If that seems like it requires too much patience right now, remind yourself that you're already the better person, and she probably realizes that as well.
posted by Metroid Baby at 2:14 PM on June 9, 2010 [1 favorite]

Shut the door. It sounds like she's a person that thrives on drama, and that often indicates that she might not have anything productive going on. If she ever approaches you in a productive, positive way, then feel free to let her back into your life, but don't feel at all obligated to talk to her.

As we used to say back in college, don't feed the lizard.
posted by mikeh at 2:20 PM on June 9, 2010

Do you know how many people whose posts make me nervous and who either annoy or piss the fuck out of me I WISH would have done this to me?

Well not many these days, but only because I had to be the one who got rid of their negative energy because it was so damaging to me.

But seriously, she has done you a favor.

And even if you want to be petty and immature about it -- which I realize is totally fun sometimes -- she's probably done it looking for a reaction because that's the cycle you've witnessed her in with others. Don't give it to her. You win.
posted by MCMikeNamara at 2:22 PM on June 9, 2010 [2 favorites]

It's about you...not them.

You thought this person was fun/good/great - and right now, they're not. It shakes you're opinion of yourself - not them. How could you be so wrong (and invested so much?)

Let it go. Realize that this is part of your internal system to train your instincts.
posted by filmgeek at 2:41 PM on June 9, 2010 [1 favorite]

Response by poster: Goodness these are all wonderful, positive answers and I'd mark them all as best if I could. I'm so glad that other people have been through this and understand how I feel emotionally, even though rationally I know it's for the best. I feel a lot better about it now. I'd been thinking a bit of "well, maybe I was being difficult", but I really and truly wasn't, and I rationally know that. If I was being difficult, I'd be the one having issues keeping friends, and I don't have that problem.

I know she's probably ranting about me in her locked blog, but she can do her worst. Maybe in ten years, she'll realize she was unhappy, or whatever's making her so bitter and mean.

Thanks, guys!
posted by kpht at 3:12 PM on June 9, 2010 [1 favorite]
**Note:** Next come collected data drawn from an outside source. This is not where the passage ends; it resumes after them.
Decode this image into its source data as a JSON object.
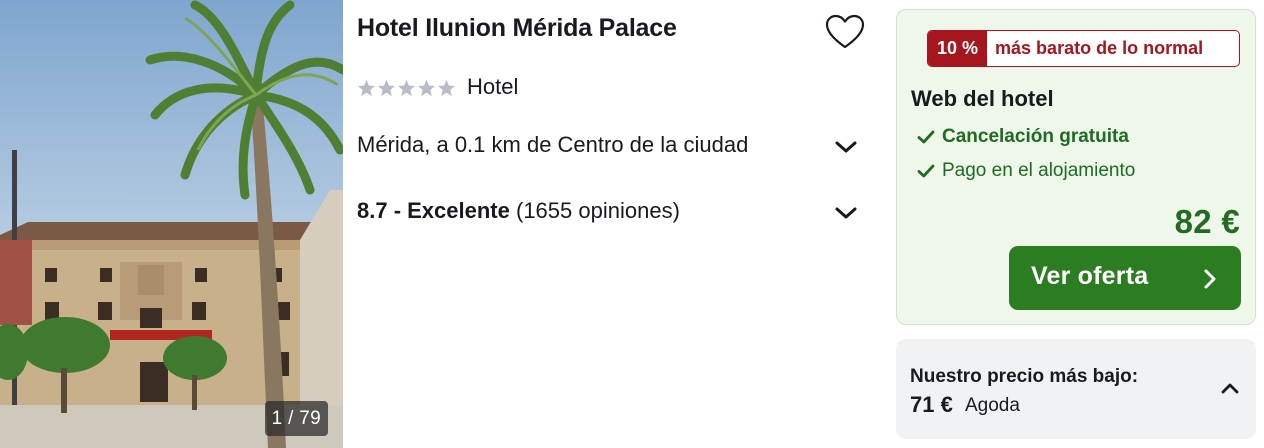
{
  "photo": {
    "counter": "1 / 79"
  },
  "hotel": {
    "name": "Hotel Ilunion Mérida Palace",
    "star_rating": 5,
    "type": "Hotel",
    "location": "Mérida, a 0.1 km de Centro de la ciudad",
    "rating_score": "8.7 - Excelente",
    "rating_reviews": "(1655 opiniones)"
  },
  "offer": {
    "deal_percent": "10 %",
    "deal_text": "más barato de lo normal",
    "provider": "Web del hotel",
    "features": [
      "Cancelación gratuita",
      "Pago en el alojamiento"
    ],
    "price": "82 €",
    "cta_label": "Ver oferta"
  },
  "lowest_price": {
    "title": "Nuestro precio más bajo:",
    "price": "71 €",
    "source": "Agoda"
  },
  "colors": {
    "deal_red": "#a5161f",
    "offer_green": "#2c7c22",
    "offer_bg": "#eef7ea",
    "panel_grey": "#f1f2f4",
    "star_grey": "#b8bcc4"
  },
  "icons": [
    "heart-icon",
    "star-icon",
    "chevron-down-icon",
    "check-icon",
    "chevron-right-icon",
    "chevron-up-icon"
  ]
}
If she is as big of a pain as you describe, you can just trust that someone else will tell her off very soon, leaving you free to smile and walk away.
posted by ian1977 at 4:03 PM on June 9, 2010

Seconding kingjoeschmoe about writing the letter and not sending it.
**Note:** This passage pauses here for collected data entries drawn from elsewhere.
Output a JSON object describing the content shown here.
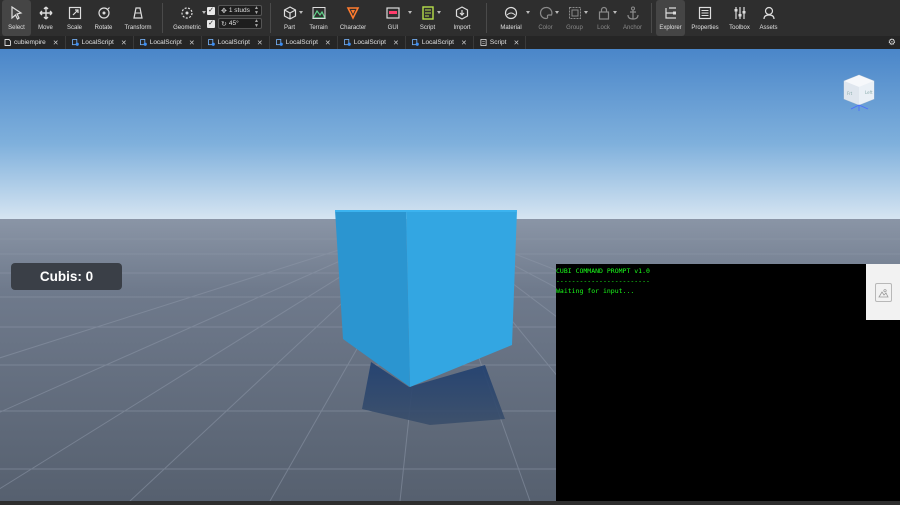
{
  "toolbar": {
    "tools": [
      {
        "label": "Select",
        "icon": "cursor-icon",
        "active": true
      },
      {
        "label": "Move",
        "icon": "move-icon"
      },
      {
        "label": "Scale",
        "icon": "scale-icon"
      },
      {
        "label": "Rotate",
        "icon": "rotate-icon"
      },
      {
        "label": "Transform",
        "icon": "transform-icon"
      },
      {
        "label": "Geometric",
        "icon": "geometric-icon"
      }
    ],
    "snap": {
      "move_value": "1 studs",
      "rotate_value": "45°"
    },
    "insert": [
      {
        "label": "Part",
        "icon": "cube-icon"
      },
      {
        "label": "Terrain",
        "icon": "terrain-icon"
      },
      {
        "label": "Character",
        "icon": "character-icon"
      },
      {
        "label": "GUI",
        "icon": "gui-icon"
      },
      {
        "label": "Script",
        "icon": "script-icon"
      },
      {
        "label": "Import",
        "icon": "import-icon"
      }
    ],
    "edit": [
      {
        "label": "Material",
        "icon": "material-icon"
      },
      {
        "label": "Color",
        "icon": "color-icon",
        "disabled": true
      },
      {
        "label": "Group",
        "icon": "group-icon",
        "disabled": true
      },
      {
        "label": "Lock",
        "icon": "lock-icon",
        "disabled": true
      },
      {
        "label": "Anchor",
        "icon": "anchor-icon",
        "disabled": true
      }
    ],
    "panels": [
      {
        "label": "Explorer",
        "icon": "explorer-icon"
      },
      {
        "label": "Properties",
        "icon": "properties-icon"
      },
      {
        "label": "Toolbox",
        "icon": "toolbox-icon"
      },
      {
        "label": "Assets",
        "icon": "assets-icon"
      }
    ]
  },
  "tabs": [
    {
      "label": "cubiempire",
      "type": "place"
    },
    {
      "label": "LocalScript",
      "type": "script"
    },
    {
      "label": "LocalScript",
      "type": "script"
    },
    {
      "label": "LocalScript",
      "type": "script"
    },
    {
      "label": "LocalScript",
      "type": "script"
    },
    {
      "label": "LocalScript",
      "type": "script"
    },
    {
      "label": "LocalScript",
      "type": "script"
    },
    {
      "label": "Script",
      "type": "server-script"
    }
  ],
  "game": {
    "cubis_label": "Cubis: 0"
  },
  "console": {
    "lines": [
      "CUBI COMMAND PROMPT v1.0",
      "------------------------",
      "Waiting for input..."
    ],
    "text_color": "#1aff1a"
  },
  "colors": {
    "sky_top": "#4a86c9",
    "sky_horizon": "#d8e6f2",
    "cube": "#2ea2de",
    "ground": "#5c6576"
  }
}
You feel this way because you haven't had your closure. You knew this was coming, and all you did was make a comment on her blog and BAM - disconnected.
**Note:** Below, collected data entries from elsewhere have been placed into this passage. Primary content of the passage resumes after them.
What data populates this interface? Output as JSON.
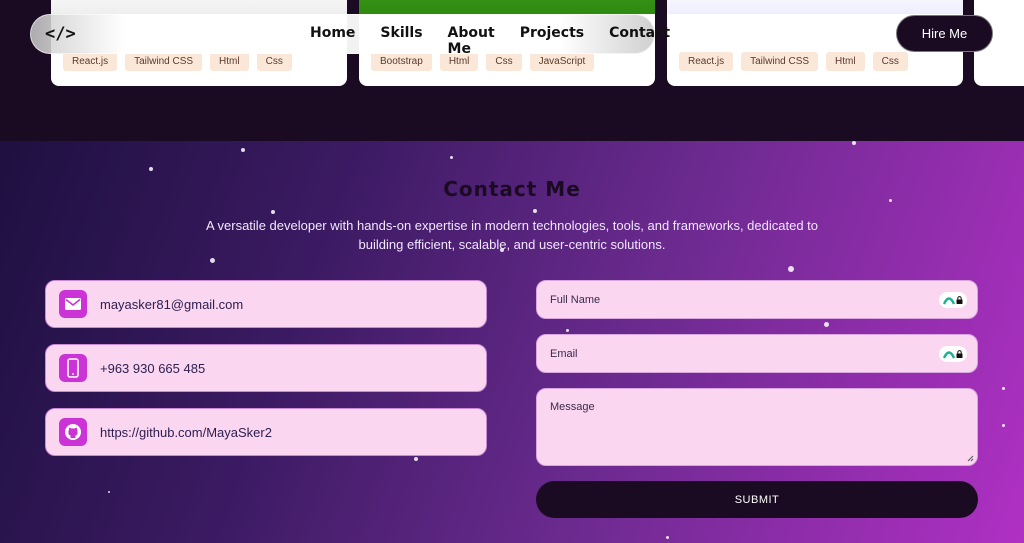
{
  "navbar": {
    "logo": "</>",
    "links": [
      "Home",
      "Skills",
      "About Me",
      "Projects",
      "Contact"
    ],
    "hire_label": "Hire Me"
  },
  "projects": [
    {
      "tags": [
        "React.js",
        "Tailwind CSS",
        "Html",
        "Css"
      ]
    },
    {
      "tags": [
        "Bootstrap",
        "Html",
        "Css",
        "JavaScript"
      ]
    },
    {
      "tags": [
        "React.js",
        "Tailwind CSS",
        "Html",
        "Css"
      ]
    }
  ],
  "contact": {
    "title": "Contact Me",
    "description": "A versatile developer with hands-on expertise in modern technologies, tools, and frameworks, dedicated to building efficient, scalable, and user-centric solutions.",
    "email": "mayasker81@gmail.com",
    "phone": "+963 930 665 485",
    "github": "https://github.com/MayaSker2"
  },
  "form": {
    "full_name_placeholder": "Full Name",
    "email_placeholder": "Email",
    "message_placeholder": "Message",
    "submit_label": "SUBMIT"
  },
  "icons": {
    "email": "mail-icon",
    "phone": "phone-icon",
    "github": "github-icon",
    "password_manager": "password-manager-icon"
  },
  "colors": {
    "dark": "#1b0b22",
    "accent": "#cc33d6",
    "field_bg": "#fad6f1",
    "tag_bg": "#fbe7d8"
  }
}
Have it all out in the letter you don't send, thank her for the time you were friends and tell her goodbye. It will also call to mind all the reasons this is a good thing and you'll feel a lot better.
posted by NoraCharles at 4:47 PM on June 9, 2010 [1 favorite]

If you do really want to piss her off, though, send her something completely understanding, cheerful, and compassionate.
posted by internet fraud detective squad, station number 9 at 8:36 PM on June 9, 2010

My solution to WRONG ON THE INTERNET! (which this sort of is, even if she is/was also a real-life friend), is to whine about it on the internet (ask.me post +1 point!) and, better, at a tolerant other friend or two. It is important that this person has no involvement in the situation at all, and does not know this woman and will never know her. Just let out all of the "WTF GAH She's kind of crazy it's unfair that she's the one dumping me" feelings and you'll feel better. Honest.

Sounds like you already feel better about it! I think the important thing is that when you're in the venting process you're not putting anyone else in an awkward spot. So you have to find people who have no relationship to the person/group you're venting about. If you're venting at "fixer" also make sure to preface the venting with a disclaimer that you are just venting and do not need help to solve the problem.